In 1946, she played in the inaugural U.S. Women’s Open Championship at Spokane Country Club. This was the only Women’s Open to be played as match play and after a 36-hole qualifier, she was one of 26 amateurs and six professionals to advance to match play. While on the practice green before the first match, Zaharias (the No. 2 seed) gave Kieser (the No. 26 seed) a putting lesson. The lessons benefited Kieser, who upset professional Hope Seignious, 3 and 2, but Zaharias’ putting let her down and she lost to Grace Lenczyk. As the Monterey County Herald put it later, Kieser “beat the babe that beat the Babe, 3 and 2.” In the quarterfinals, Kieser lost to Betty Jameson, a former national amateur champ turned professional. Patty Berg won the event.

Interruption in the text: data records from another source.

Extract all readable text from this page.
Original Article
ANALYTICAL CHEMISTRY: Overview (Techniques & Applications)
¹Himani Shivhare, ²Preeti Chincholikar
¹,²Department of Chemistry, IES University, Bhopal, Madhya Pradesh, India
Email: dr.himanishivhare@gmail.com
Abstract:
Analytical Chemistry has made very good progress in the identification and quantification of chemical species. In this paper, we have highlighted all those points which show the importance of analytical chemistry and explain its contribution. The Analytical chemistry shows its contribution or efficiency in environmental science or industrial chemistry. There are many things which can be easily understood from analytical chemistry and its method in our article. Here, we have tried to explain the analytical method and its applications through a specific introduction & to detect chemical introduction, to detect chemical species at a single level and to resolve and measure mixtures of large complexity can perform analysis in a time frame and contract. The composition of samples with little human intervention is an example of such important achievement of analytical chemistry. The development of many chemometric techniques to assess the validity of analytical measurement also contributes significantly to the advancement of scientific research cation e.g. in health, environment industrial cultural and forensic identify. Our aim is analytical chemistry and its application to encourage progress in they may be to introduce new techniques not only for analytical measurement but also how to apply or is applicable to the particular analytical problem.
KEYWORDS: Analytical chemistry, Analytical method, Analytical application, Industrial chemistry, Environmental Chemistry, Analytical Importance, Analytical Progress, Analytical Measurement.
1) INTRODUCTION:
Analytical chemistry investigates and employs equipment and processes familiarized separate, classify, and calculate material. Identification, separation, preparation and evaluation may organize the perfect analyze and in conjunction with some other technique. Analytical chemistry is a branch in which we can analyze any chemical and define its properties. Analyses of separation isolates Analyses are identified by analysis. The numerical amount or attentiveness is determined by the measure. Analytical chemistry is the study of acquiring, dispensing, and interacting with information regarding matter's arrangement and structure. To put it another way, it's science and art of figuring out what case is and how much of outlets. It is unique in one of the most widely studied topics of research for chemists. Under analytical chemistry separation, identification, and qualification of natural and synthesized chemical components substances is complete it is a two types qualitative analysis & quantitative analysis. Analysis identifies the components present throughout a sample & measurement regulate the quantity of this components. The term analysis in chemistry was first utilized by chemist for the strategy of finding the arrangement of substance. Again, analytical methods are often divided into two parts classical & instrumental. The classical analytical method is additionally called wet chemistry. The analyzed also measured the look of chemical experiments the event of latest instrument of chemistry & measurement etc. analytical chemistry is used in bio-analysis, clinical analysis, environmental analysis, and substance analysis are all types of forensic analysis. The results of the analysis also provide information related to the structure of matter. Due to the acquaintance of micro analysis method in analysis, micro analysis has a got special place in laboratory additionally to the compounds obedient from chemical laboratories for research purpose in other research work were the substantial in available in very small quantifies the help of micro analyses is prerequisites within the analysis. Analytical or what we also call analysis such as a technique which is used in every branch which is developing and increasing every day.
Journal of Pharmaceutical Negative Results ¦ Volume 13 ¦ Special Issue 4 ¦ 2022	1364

She played in the 1948 U.S. Women’s Amateur at Pebble Beach (which was eventually won by Lenczyk), and then joined Bing Crosby for a foursome at Cypress Point. She would play with Bing several more times before she left golf to take over her family’s coffee shop at 19th Ave and Irving St. in San Francisco. She ran the business until 1980, when she retired and took up golf again. In the 1980s and 1990s, she was an active participant in the Women’s Golf Association of Northern California and fostered the careers of young female golfers. She is a member of Balboa High School’s Hall of Fame.